GIVE (what you have) and TAKE (every experience as it comes)

I had to give up studying abroad for the EUREKA internship last summer (2015). I have always been a believer in everything happens for a reason, and I completely see the reasoning now. I guess this is mainly for those curious about the internship, the experience, and are wondering why they should do it. (Because you totally should!!!)

I feel like I have to give a lot of credit to the lab I joined. The Hayton lab is full of fun and interesting people, along with my amazing mentor. I could see her investment in me and I appreciate that so much. Hearing how others’ mentors acted, I am so glad mine was there every step of the way. Some mentors just gave a topic or brief directions to the undergrad and didn’t do much else. My mentor helped me work through things when I hit a wall and was there for me through all of it. This may in part be due to the small size of the Hayton lab. When I joined there were only nine of us including Professor Hayton and I. I have also done a bit of growing up thanks to the members of my lab. I went to multiple get together/party/things with graduate students. The definition of a party completely changes as you get older from our current definition of what we think of as the typical Isla Vista party, hence my lack of the proper word to call it.
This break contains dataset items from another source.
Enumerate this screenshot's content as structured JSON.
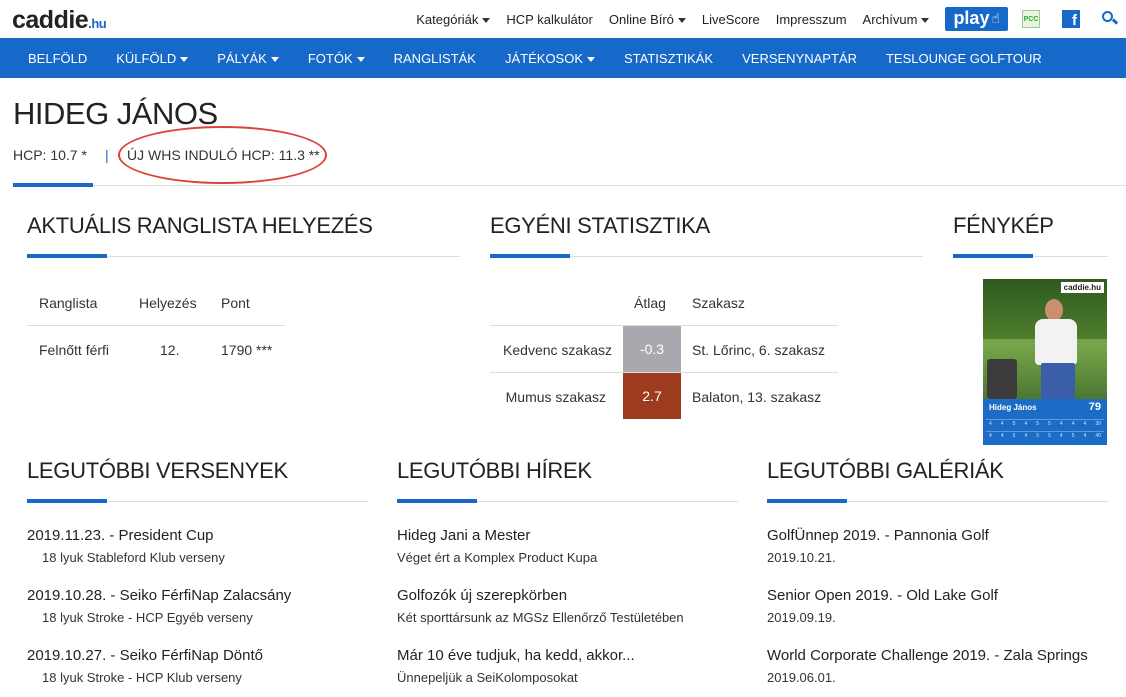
{
  "logo": {
    "main": "caddie",
    "suffix": ".hu"
  },
  "toplinks": [
    {
      "label": "Kategóriák",
      "dropdown": true
    },
    {
      "label": "HCP kalkulátor",
      "dropdown": false
    },
    {
      "label": "Online Bíró",
      "dropdown": true
    },
    {
      "label": "LiveScore",
      "dropdown": false
    },
    {
      "label": "Impresszum",
      "dropdown": false
    },
    {
      "label": "Archívum",
      "dropdown": true
    }
  ],
  "play_label": "play",
  "pcc_label": "PCC",
  "facebook_glyph": "f",
  "mainnav": [
    {
      "label": "BELFÖLD",
      "dropdown": false
    },
    {
      "label": "KÜLFÖLD",
      "dropdown": true
    },
    {
      "label": "PÁLYÁK",
      "dropdown": true
    },
    {
      "label": "FOTÓK",
      "dropdown": true
    },
    {
      "label": "RANGLISTÁK",
      "dropdown": false
    },
    {
      "label": "JÁTÉKOSOK",
      "dropdown": true
    },
    {
      "label": "STATISZTIKÁK",
      "dropdown": false
    },
    {
      "label": "VERSENYNAPTÁR",
      "dropdown": false
    },
    {
      "label": "TESLOUNGE GOLFTOUR",
      "dropdown": false
    }
  ],
  "profile": {
    "name": "HIDEG JÁNOS",
    "hcp": "HCP: 10.7 *",
    "separator": "|",
    "whs": "ÚJ WHS INDULÓ HCP: 11.3 **"
  },
  "ranking": {
    "heading": "AKTUÁLIS RANGLISTA HELYEZÉS",
    "headers": [
      "Ranglista",
      "Helyezés",
      "Pont"
    ],
    "row": [
      "Felnőtt férfi",
      "12.",
      "1790 ***"
    ]
  },
  "stats": {
    "heading": "EGYÉNI STATISZTIKA",
    "headers": [
      "Átlag",
      "Szakasz"
    ],
    "rows": [
      {
        "label": "Kedvenc szakasz",
        "value": "-0.3",
        "segment": "St. Lőrinc, 6. szakasz",
        "color": "#a7a9ae"
      },
      {
        "label": "Mumus szakasz",
        "value": "2.7",
        "segment": "Balaton, 13. szakasz",
        "color": "#9c3b1e"
      }
    ]
  },
  "photo": {
    "heading": "FÉNYKÉP",
    "logo": "caddie.hu",
    "card_name": "Hideg János",
    "card_score": "79",
    "row1_total": "39",
    "row2_total": "40"
  },
  "competitions": {
    "heading": "LEGUTÓBBI VERSENYEK",
    "items": [
      {
        "title": "2019.11.23. - President Cup",
        "sub": "18 lyuk Stableford Klub verseny"
      },
      {
        "title": "2019.10.28. - Seiko FérfiNap Zalacsány",
        "sub": "18 lyuk Stroke - HCP Egyéb verseny"
      },
      {
        "title": "2019.10.27. - Seiko FérfiNap Döntő",
        "sub": "18 lyuk Stroke - HCP Klub verseny"
      }
    ]
  },
  "news": {
    "heading": "LEGUTÓBBI HÍREK",
    "items": [
      {
        "title": "Hideg Jani a Mester",
        "sub": "Véget ért a Komplex Product Kupa"
      },
      {
        "title": "Golfozók új szerepkörben",
        "sub": "Két sporttársunk az MGSz Ellenőrző Testületében"
      },
      {
        "title": "Már 10 éve tudjuk, ha kedd, akkor...",
        "sub": "Ünnepeljük a SeiKolomposokat"
      }
    ]
  },
  "galleries": {
    "heading": "LEGUTÓBBI GALÉRIÁK",
    "items": [
      {
        "title": "GolfÜnnep 2019. - Pannonia Golf",
        "sub": "2019.10.21."
      },
      {
        "title": "Senior Open 2019. - Old Lake Golf",
        "sub": "2019.09.19."
      },
      {
        "title": "World Corporate Challenge 2019. - Zala Springs",
        "sub": "2019.06.01."
      }
    ]
  }
}
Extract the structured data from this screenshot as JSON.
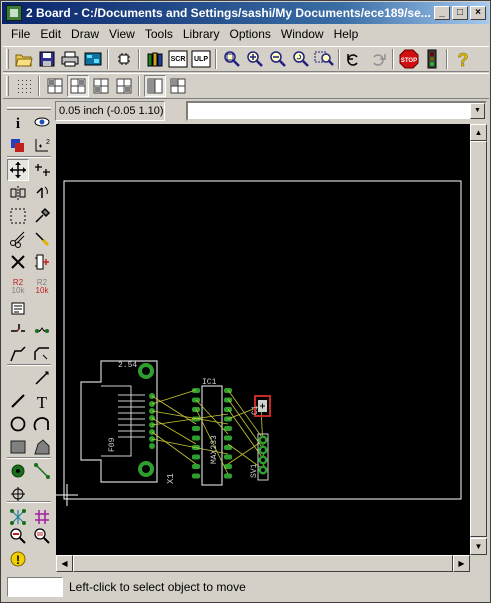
{
  "window": {
    "title": "2 Board - C:/Documents and Settings/sashi/My Documents/ece189/se...",
    "minimize_glyph": "_",
    "maximize_glyph": "□",
    "close_glyph": "×"
  },
  "menu": {
    "items": [
      "File",
      "Edit",
      "Draw",
      "View",
      "Tools",
      "Library",
      "Options",
      "Window",
      "Help"
    ]
  },
  "toolbar": {
    "open_icon": "folder-open-icon",
    "save_icon": "save-icon",
    "print_icon": "print-icon",
    "cam_icon": "cam-processor-icon",
    "switch_icon": "switch-to-schematic-icon",
    "library_icon": "use-library-icon",
    "script_label": "SCR",
    "ulp_label": "ULP",
    "zoom_icons": [
      "zoom-fit-icon",
      "zoom-in-icon",
      "zoom-out-icon",
      "zoom-redraw-icon",
      "zoom-select-icon"
    ],
    "undo_icon": "undo-icon",
    "redo_icon": "redo-icon",
    "stop_label": "STOP",
    "go_icon": "go-icon",
    "help_icon": "help-icon"
  },
  "layerbar": {
    "icons": [
      "grid-icon",
      "layer-top-icon",
      "layer-top-pressed-icon",
      "layer-bottom-icon",
      "layer-both-icon",
      "layer-view-icon",
      "layer-split-icon"
    ]
  },
  "parambar": {
    "coordinate": "0.05 inch (-0.05 1.10)",
    "command_value": "",
    "command_placeholder": ""
  },
  "palette": {
    "tools": [
      "info-icon",
      "show-icon",
      "display-icon",
      "mark-icon",
      "move-icon",
      "copy-icon",
      "mirror-icon",
      "rotate-icon",
      "group-icon",
      "change-icon",
      "cut-icon",
      "paste-icon",
      "delete-icon",
      "add-icon",
      "name-icon",
      "value-icon",
      "smash-icon",
      "miter-icon",
      "split-icon",
      "optimize-icon",
      "route-icon",
      "ripup-icon",
      "wire-icon",
      "text-icon",
      "circle-icon",
      "arc-icon",
      "rect-icon",
      "polygon-icon",
      "via-icon",
      "signal-icon",
      "hole-icon",
      "ratsnest-icon",
      "auto-icon",
      "drc-icon",
      "errors-icon",
      "warning-icon"
    ],
    "name_label": "R2",
    "value_label": "10k",
    "text_glyph": "T"
  },
  "board": {
    "connector_label": "2.54",
    "connector_name": "F09",
    "connector_ref": "X1",
    "ic_name": "IC1",
    "ic_value": "MAX233",
    "cap_name": "C1",
    "header_name": "SV1",
    "colors": {
      "background": "#000000",
      "outline": "#ffffff",
      "pad": "#2e9e2e",
      "airwire": "#c8c832",
      "part": "#d0d0d0",
      "cap_red": "#c82828"
    }
  },
  "status": {
    "field_value": "",
    "message": "Left-click to select object to move"
  }
}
It is a little weird being the only undergraduate, and the only one who doesn’t drink (I legally can’t either), but it is a learning experience. I was also invited to my first non-family related wedding, my mentor’s wedding actually. That is a weird feeling on its own. Usually your parents are reminding you, “Oh were going to your cousin’s (or whichever family member’s) wedding.” It’s different when you get an invitation addressed to you, not your parents, not to “the family of…” You realize you hit the age of “people I know are getting married.” Yes, people from my high school have already gotten married and had kids, but its different when you get invited. It’s almost like, it may be happening to other people, but now I realize I really am becoming an adult too. It’s hard to explain, hopefully this side rant wasn’t pointless. My mentor is also leaving with her PhD after this quarter. Unfortunately, I may not be able to go to her defense. But! I have seen the process of writing a dissertation, and it is no easy task. These are just a few of the experiences I wouldn’t trade for anything.

One last major experience was my first scientific conference! Great experience with such a learning curve. I learned that no you don’t have to be there the whole time, yes you should, but it is not required. I need to get better at networking, like a lot better. I feel like there was a lack of networking focus because I went to an undergraduate research conference. Not something big like ACS where more professors are interested in going. Take advantage of networking while you can! Another thing I have learned through the EUREKA meetings is luck is not a thing in the chemistry career world. Its mostly great letters of recommendation, knowing people where you are trying to go, and hoping your resume is the one they pick.

I also learned a lot about myself. I absolutely love doing lab research. It was such an amazing experience. I was also very invested in it. I mean who doesn’t want to make the first molecule of its kind and possibly be one step closer to curing nuclear waste?! I mean c’mon, that’s pretty cool isn’t it? I learned I really need to get my act together and better learn how to balance my time. In that lesson I also learned I might not be the best for graduate school, even though I absolutely love research. Graduate school is harder than being an undergraduate, without a doubt. Without telling my life story, I simply realized that graduate school might be too much for me to handle mentally. Even though I would miss being in a lab immensely.

Another lesson: Focus on academics. Focus on academics! Focus on ACADEMICS! Yes research is going to be soooooo much more fun that studying for that midterm next week, but trust me, put down the vials and beakers, and study. Your mentor and PI will understand. They were in those undergrad shoes once too. You are in college to get a degree, so do that first! Make that your number one priority. I paid the ultimate price by not passing a class. Yes I tried, but no matter what I did it just turned into a giant jumbled mess when I took the tests. I still believe everything happens for a reason because this quarter I will be raising that non-passing grade to a B! (Trying to not jinx an A) Unfortunately, that means I can’t study abroad this summer, again. Since now I need to take summer classes here at UCSB. I have come to terms with it, accepting it as a bump in the road that I kept driving past. Soooooo… don’t mess up like me, focus on academics!!

On top of academics and research, give yourself time. Focus on you as well. Being a walking ball of stress won’t help anything. In the end, everything boils down to your mentality. Keep that smile, and your chin up!

This internship has changed my college career and how I look at things. I would tell anyone to do it because I learned so many valuable things I would have not learned otherwise.